The history of Melody Ranch stretches back nearly 100 years to the earliest days of Southern California filmmaking. The name “Melody Ranch” may sound familiar to old-timer fans of Gene Autry’s radio show of that name. Autry was indeed the owner of the ranch for nearly 40 years, but ironically, he never recorded his radio show there. He did use the lot to film dozens of his own Westerns, and it was here that epic films like Stagecoach (1939) and High Noon (1952) were brought to the screen. Several long-running television shows were made here as well, like Gunsmoke, The Lone Ranger, Hopalong Cassidy, The Cisco Kid, and Wild Bill Hickock. The character of Wild Bill returned to Melody Ranch from 2004 to 2006 when HBO’s highly-acclaimed Western series Deadwood made its home here.

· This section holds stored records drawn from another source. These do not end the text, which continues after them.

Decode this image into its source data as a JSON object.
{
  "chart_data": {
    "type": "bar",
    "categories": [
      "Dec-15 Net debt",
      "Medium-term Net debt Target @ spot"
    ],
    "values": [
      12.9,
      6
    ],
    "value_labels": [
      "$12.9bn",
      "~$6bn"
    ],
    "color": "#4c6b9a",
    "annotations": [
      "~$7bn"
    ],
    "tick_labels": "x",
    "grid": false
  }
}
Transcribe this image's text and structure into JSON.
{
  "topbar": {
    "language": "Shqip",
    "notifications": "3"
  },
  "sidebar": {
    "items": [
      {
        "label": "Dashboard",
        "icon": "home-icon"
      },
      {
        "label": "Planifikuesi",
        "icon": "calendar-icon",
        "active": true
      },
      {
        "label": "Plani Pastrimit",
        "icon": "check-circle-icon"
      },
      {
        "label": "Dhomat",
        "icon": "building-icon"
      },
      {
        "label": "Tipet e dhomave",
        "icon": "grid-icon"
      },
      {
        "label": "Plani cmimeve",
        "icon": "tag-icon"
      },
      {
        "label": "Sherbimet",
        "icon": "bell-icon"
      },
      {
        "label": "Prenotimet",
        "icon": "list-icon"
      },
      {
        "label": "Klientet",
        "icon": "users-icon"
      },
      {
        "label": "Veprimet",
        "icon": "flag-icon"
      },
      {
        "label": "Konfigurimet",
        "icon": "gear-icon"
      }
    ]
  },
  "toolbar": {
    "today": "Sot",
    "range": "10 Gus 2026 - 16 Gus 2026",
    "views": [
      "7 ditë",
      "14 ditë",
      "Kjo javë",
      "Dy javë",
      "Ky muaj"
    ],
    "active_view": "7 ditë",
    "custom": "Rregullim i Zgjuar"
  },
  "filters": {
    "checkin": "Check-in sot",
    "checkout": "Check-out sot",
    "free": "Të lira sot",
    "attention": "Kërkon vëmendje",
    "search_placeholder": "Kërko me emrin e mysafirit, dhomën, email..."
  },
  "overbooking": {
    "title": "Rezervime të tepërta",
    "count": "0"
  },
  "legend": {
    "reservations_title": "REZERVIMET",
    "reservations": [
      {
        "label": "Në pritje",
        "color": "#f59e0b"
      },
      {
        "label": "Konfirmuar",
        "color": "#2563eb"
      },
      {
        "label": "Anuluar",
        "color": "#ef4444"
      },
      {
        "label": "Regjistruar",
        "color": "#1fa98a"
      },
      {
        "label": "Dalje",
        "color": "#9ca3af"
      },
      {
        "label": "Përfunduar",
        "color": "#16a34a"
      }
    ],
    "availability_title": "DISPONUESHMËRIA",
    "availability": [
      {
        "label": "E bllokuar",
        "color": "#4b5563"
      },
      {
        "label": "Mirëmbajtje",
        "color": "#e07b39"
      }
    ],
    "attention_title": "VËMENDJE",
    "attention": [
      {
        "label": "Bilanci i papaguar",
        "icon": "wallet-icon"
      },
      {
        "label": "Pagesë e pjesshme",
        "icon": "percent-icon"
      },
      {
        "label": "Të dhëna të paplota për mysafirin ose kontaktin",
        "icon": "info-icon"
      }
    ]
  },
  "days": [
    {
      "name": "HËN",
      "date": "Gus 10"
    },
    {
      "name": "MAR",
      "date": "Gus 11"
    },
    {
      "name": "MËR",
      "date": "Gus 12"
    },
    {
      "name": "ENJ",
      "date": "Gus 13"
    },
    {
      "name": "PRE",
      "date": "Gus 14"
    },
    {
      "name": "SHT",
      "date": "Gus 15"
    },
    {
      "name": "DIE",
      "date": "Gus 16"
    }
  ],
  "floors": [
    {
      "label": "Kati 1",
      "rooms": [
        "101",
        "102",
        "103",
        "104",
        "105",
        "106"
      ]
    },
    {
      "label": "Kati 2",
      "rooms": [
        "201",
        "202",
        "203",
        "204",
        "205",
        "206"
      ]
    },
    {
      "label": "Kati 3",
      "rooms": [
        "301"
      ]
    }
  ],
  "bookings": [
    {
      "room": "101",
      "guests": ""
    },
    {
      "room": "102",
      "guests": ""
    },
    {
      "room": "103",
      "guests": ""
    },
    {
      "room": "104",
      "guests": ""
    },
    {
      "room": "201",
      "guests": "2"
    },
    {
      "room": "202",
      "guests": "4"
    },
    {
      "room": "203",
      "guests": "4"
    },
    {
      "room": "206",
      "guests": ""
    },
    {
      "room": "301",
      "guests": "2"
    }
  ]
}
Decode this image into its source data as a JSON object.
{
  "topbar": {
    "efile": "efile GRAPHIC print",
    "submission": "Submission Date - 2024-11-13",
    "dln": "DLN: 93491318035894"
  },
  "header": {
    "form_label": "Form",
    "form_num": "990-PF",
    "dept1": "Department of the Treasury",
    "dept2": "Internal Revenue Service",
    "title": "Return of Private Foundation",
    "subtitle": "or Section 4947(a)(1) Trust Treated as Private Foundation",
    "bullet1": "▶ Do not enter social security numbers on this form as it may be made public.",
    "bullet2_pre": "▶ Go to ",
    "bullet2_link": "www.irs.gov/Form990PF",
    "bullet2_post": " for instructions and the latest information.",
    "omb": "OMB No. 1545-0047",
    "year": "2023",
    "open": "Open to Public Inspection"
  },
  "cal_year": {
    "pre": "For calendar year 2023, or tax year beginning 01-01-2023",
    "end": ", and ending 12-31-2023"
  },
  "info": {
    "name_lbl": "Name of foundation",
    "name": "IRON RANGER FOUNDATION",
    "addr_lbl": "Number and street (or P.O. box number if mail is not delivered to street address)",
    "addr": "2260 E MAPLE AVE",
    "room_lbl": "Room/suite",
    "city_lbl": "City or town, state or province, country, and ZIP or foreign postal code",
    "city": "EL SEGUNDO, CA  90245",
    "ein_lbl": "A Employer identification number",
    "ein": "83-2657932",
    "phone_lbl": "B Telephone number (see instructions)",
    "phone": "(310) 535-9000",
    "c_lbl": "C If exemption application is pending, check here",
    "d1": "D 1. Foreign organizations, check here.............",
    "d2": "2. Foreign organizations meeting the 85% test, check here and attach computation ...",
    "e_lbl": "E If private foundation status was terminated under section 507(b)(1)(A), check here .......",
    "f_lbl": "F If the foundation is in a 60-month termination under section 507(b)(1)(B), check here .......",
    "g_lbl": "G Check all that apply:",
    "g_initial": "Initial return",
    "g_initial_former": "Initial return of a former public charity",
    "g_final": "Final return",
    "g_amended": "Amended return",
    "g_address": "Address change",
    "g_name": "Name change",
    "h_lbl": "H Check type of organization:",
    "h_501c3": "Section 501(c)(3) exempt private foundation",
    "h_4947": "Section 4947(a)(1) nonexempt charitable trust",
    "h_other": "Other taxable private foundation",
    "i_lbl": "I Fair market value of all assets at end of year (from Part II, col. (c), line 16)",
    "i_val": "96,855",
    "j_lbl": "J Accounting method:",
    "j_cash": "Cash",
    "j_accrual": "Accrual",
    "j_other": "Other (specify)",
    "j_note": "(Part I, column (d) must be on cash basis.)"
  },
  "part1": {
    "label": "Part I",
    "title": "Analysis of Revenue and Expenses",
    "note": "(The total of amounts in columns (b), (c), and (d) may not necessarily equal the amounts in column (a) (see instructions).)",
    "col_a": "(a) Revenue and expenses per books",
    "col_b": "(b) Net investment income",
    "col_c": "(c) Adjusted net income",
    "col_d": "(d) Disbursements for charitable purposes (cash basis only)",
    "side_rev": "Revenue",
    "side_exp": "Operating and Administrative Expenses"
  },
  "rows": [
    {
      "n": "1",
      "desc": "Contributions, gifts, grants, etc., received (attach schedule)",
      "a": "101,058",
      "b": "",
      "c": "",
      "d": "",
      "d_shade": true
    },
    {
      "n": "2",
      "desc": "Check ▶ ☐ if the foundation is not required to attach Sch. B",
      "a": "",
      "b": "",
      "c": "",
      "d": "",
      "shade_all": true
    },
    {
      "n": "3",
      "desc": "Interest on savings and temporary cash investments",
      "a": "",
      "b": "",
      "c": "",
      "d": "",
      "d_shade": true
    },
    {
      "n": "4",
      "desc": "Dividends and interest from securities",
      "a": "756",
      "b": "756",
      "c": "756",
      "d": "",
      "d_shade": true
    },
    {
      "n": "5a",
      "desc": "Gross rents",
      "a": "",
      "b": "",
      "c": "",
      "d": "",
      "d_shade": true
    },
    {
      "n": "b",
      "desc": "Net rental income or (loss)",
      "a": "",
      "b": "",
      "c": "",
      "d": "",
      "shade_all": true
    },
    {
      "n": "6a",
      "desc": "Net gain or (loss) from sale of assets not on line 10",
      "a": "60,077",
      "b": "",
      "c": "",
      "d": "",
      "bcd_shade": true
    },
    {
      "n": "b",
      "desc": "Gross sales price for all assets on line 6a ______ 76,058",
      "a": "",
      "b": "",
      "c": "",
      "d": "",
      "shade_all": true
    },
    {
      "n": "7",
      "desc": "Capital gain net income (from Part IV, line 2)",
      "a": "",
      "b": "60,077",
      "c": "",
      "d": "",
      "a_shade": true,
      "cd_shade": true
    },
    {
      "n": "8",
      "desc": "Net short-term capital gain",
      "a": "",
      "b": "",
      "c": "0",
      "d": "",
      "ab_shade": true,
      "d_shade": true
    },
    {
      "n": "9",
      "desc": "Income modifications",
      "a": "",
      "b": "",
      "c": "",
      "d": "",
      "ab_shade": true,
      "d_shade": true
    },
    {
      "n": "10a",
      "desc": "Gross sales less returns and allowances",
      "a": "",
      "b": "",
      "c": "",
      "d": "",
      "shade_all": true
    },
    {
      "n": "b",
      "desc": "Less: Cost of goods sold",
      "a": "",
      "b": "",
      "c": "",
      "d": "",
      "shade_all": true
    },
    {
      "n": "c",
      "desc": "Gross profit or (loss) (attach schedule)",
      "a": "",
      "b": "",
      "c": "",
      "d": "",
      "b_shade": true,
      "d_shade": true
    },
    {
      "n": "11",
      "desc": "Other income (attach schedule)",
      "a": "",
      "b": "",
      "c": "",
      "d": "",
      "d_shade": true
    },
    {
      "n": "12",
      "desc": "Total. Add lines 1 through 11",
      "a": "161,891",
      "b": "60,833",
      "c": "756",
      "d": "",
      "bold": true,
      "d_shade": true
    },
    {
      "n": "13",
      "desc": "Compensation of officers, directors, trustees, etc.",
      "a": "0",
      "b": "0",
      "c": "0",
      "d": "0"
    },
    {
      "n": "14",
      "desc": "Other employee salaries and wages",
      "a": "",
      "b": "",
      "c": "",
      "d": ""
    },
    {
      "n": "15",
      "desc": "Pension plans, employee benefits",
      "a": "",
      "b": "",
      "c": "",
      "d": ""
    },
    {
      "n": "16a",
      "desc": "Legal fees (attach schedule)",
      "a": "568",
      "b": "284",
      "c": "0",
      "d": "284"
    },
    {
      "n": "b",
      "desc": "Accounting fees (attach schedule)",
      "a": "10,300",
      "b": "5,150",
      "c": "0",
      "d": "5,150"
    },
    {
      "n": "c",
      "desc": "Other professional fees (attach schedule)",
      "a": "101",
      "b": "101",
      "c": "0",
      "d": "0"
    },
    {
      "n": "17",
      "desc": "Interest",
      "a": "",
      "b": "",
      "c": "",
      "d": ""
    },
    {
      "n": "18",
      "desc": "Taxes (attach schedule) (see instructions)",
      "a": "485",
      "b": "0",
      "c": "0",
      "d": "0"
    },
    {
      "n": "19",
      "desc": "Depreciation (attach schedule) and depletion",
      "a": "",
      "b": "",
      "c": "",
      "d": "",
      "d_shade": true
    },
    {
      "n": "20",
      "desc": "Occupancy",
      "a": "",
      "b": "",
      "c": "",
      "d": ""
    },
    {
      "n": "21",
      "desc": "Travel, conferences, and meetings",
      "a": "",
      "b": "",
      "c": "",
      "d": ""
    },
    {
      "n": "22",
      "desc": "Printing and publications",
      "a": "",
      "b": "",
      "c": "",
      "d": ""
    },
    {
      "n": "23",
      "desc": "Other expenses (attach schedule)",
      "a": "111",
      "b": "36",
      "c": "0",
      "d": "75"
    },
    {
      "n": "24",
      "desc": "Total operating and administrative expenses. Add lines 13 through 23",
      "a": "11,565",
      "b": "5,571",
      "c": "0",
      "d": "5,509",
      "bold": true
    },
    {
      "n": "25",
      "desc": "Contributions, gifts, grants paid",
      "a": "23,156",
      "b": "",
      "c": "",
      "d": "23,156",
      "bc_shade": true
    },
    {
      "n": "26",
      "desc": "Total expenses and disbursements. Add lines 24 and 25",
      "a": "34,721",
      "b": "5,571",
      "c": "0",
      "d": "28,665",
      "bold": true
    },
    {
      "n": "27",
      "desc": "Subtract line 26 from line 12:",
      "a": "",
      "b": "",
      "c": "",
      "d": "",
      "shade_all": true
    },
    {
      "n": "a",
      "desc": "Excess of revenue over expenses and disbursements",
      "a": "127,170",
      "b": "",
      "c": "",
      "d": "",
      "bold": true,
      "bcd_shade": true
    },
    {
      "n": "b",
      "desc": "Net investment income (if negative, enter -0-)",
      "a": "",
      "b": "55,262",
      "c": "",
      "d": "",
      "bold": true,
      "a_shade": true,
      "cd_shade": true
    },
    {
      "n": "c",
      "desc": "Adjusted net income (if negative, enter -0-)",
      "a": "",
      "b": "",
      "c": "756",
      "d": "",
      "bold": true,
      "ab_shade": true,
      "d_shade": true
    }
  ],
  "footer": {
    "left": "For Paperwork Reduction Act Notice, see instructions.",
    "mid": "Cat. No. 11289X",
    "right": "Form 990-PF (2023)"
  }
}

On Saturday, Kimi and I were able to peek behind the scenes of the movie lot with about a dozen members of a film history class I teach in Newhall. The tour was conducted by Sue and Renaud Veluzat (two of the nicest people in the valley), who along with Renaud’s brother Andre, have owned Melody Ranch since 1990. Gene Autry, the previous owner, bought the ranch in 1952, but had used it primarily as a retirement home for his horse Champion after a devastating brush fire turned the lot to ash in 1962. After Champion died, Autry sold the 21-acre ranch to the Veluzat brothers who painstakingly rebuilt the lot’s former Western Town.

A "captive" audience. My film class in the Melody Ranch jail.

The members of our group were the only people on the lot that morning, and I quickly found myself imagining that I was strolling through an Old West ghost town that had been hermetically-sealed in time. The Veluzat’s conducted thousands of hours of research on the Old West, and constructed their town to look authentic, meaning shoddy in many cases, because that is how a hastily-constructed boomtown like Deadwood in the Dakota Territory really looked.

A highlight of the tour was the visit to the Ranch’s museum. It is one of the great hidden jewels of Los Angeles County, housing dozens of vintage movie props and automobiles from the Veluzat family’s own collection of memorabilia.

If you are into movies and the Old West, or better yet, movies about the Old West, do yourself a favor and visit Melody Ranch. It is open to the public on one weekend a year during Santa Clarita’s Cowboy Festival in April. Special tours can also be arranged through the ranch’s website.